Mit einer neuen Leitlinie will die Deutsche Gesellschaft für Allgemeinmedizin und Familienmedizin (DEGAM) dem Trend zur Über-, Unter- und Fehlversorgung im deutschen Gesundheitssystem einen Riegel vorschieben und so die Patientensicherheit fördern. Damit das aber auch gelingen kann, spricht sich die DEGAM für ein flächendeckendes hausärztliches Primärarztsystem aus.

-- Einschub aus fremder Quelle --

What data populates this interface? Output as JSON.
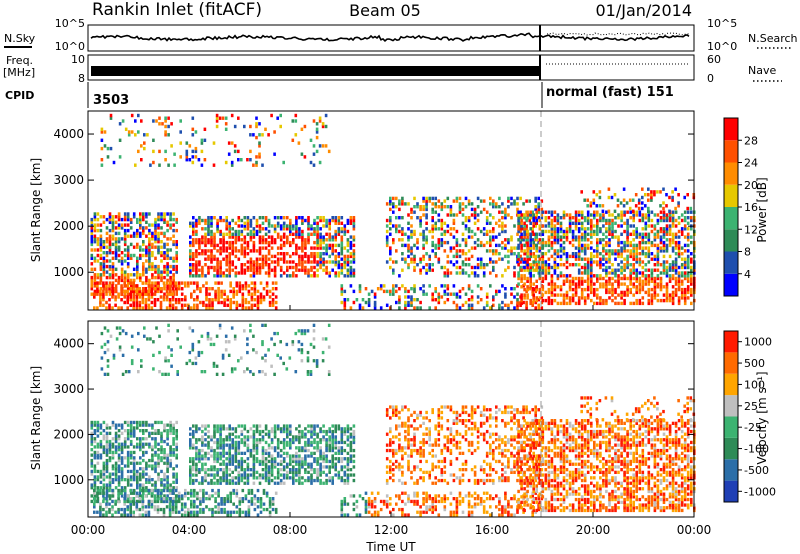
{
  "header": {
    "station": "Rankin Inlet (fitACF)",
    "beam": "Beam 05",
    "date": "01/Jan/2014"
  },
  "noise_panel": {
    "left_label": "N.Sky",
    "right_label": "N.Search",
    "right_ticks": [
      "10^5",
      "10^0"
    ],
    "left_ticks": [
      "10^5",
      "10^0"
    ]
  },
  "freq_panel": {
    "left_label_line1": "Freq.",
    "left_label_line2": "[MHz]",
    "left_ticks": [
      "10",
      "8"
    ],
    "right_label": "Nave",
    "right_ticks": [
      "60",
      "0"
    ]
  },
  "cpid": {
    "label": "CPID",
    "segment1": "3503",
    "segment2": "normal (fast) 151"
  },
  "x_axis": {
    "label": "Time UT",
    "ticks": [
      "00:00",
      "04:00",
      "08:00",
      "12:00",
      "16:00",
      "20:00",
      "00:00"
    ]
  },
  "chart_data": [
    {
      "type": "heatmap",
      "ylabel": "Slant Range [km]",
      "y_ticks": [
        "1000",
        "2000",
        "3000",
        "4000"
      ],
      "ylim": [
        180,
        4500
      ],
      "xlim_hours": [
        0,
        24
      ],
      "colorbar": {
        "label": "Power [dB]",
        "ticks": [
          "4",
          "8",
          "12",
          "16",
          "20",
          "24",
          "28"
        ],
        "colors": [
          "#0000ff",
          "#1f4fae",
          "#2e8b57",
          "#3cb371",
          "#e6c800",
          "#ff8c00",
          "#ff5000",
          "#ff0000"
        ]
      }
    },
    {
      "type": "heatmap",
      "ylabel": "Slant Range [km]",
      "y_ticks": [
        "1000",
        "2000",
        "3000",
        "4000"
      ],
      "ylim": [
        180,
        4500
      ],
      "xlim_hours": [
        0,
        24
      ],
      "colorbar": {
        "label": "Velocity [m s⁻¹]",
        "ticks": [
          "1000",
          "500",
          "100",
          "25",
          "-25",
          "-100",
          "-500",
          "-1000"
        ],
        "colors": [
          "#1f3fb5",
          "#2b6ea8",
          "#2e8b57",
          "#3cb371",
          "#bfbfbf",
          "#ffa500",
          "#ff6a00",
          "#ff1a00"
        ]
      }
    }
  ]
}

Über- und Unterversorgung existieren in Deutschland oft nebeneinander, beklagte Prof. Dr. Martin Scherer, der Präsident der DEGAM, bei der Vorstellung der neuen Leitlinie der Fachgesellschaft. Er konstatierte: "Wir haben vom Falschen zu viel und vom Richtigen zu wenig." Konkret machte er dies am Beispiel der unspezifischen Kreuzschmerzen deutlich, wo viel zu viele Röntgenbilder angefertigt oder CTs und MRTs durchgeführt würden, aber zu wenige multimodale Therapien. Und auch im stationären Bereich hänge es mehr vom Wohnort ab als vom medizinischen Befund, ob die Gaumenmandeln, der Blinddarm oder die Prostata entfernt werden, so Scherer.

26 Empfehlungen

In Anbetracht dieser Fehlentwicklungen habe sich die DEGAM aufgerufen gefühlt, eine eigene Leitlinie zum Schutz vor Über- und Unterversorgung zu entwickeln, um so zu einer sichereren und menschenfreundlicheren Medizin beizutragen. Die Leitlinie soll dabei helfen, das eigene hausärztliche Handeln an relevanten Leistungen zu reflektieren und mit den Patienten darüber näher ins Gespräch zu kommen, so die DEGAM. Die Auswahl der 26 Empfehlungen in der neuen Leitlinie erfolgte dabei durch ein systematisches Priorisierungsverfahren in einem Panel von klinisch tätigen Allgemeinärzten. 21 Empfehlungen sind dabei relevant für den Schutz vor Überversorgung, 5 Empfehlungen richten sich gegen eine Unterversorgung.

Es fehlt an Steuerung

Aus Sicht eines Praktikers mit langjähriger Erfahrung in einer Landarztpraxis monierte Dr. Hans-Otto Wagner, einer der Autoren der Leitlinie, die fehlende Steuerung im deutschen Versorgungssystem. So würden neben- und nacheinander Untersuchungsergebnisse, Diagnosen, Rezepte, Empfehlungen, Überweisungen und Krankenhausbehandlungen "erzeugt". Verschiedene Fachärzte und Kliniken bestellten Patienten ohne Rücksprache mit dem Hausarzt immer wieder ein und selbst große Kliniken betrieben Direktakquise von Gesunden und Kranken, beklagte Wagner.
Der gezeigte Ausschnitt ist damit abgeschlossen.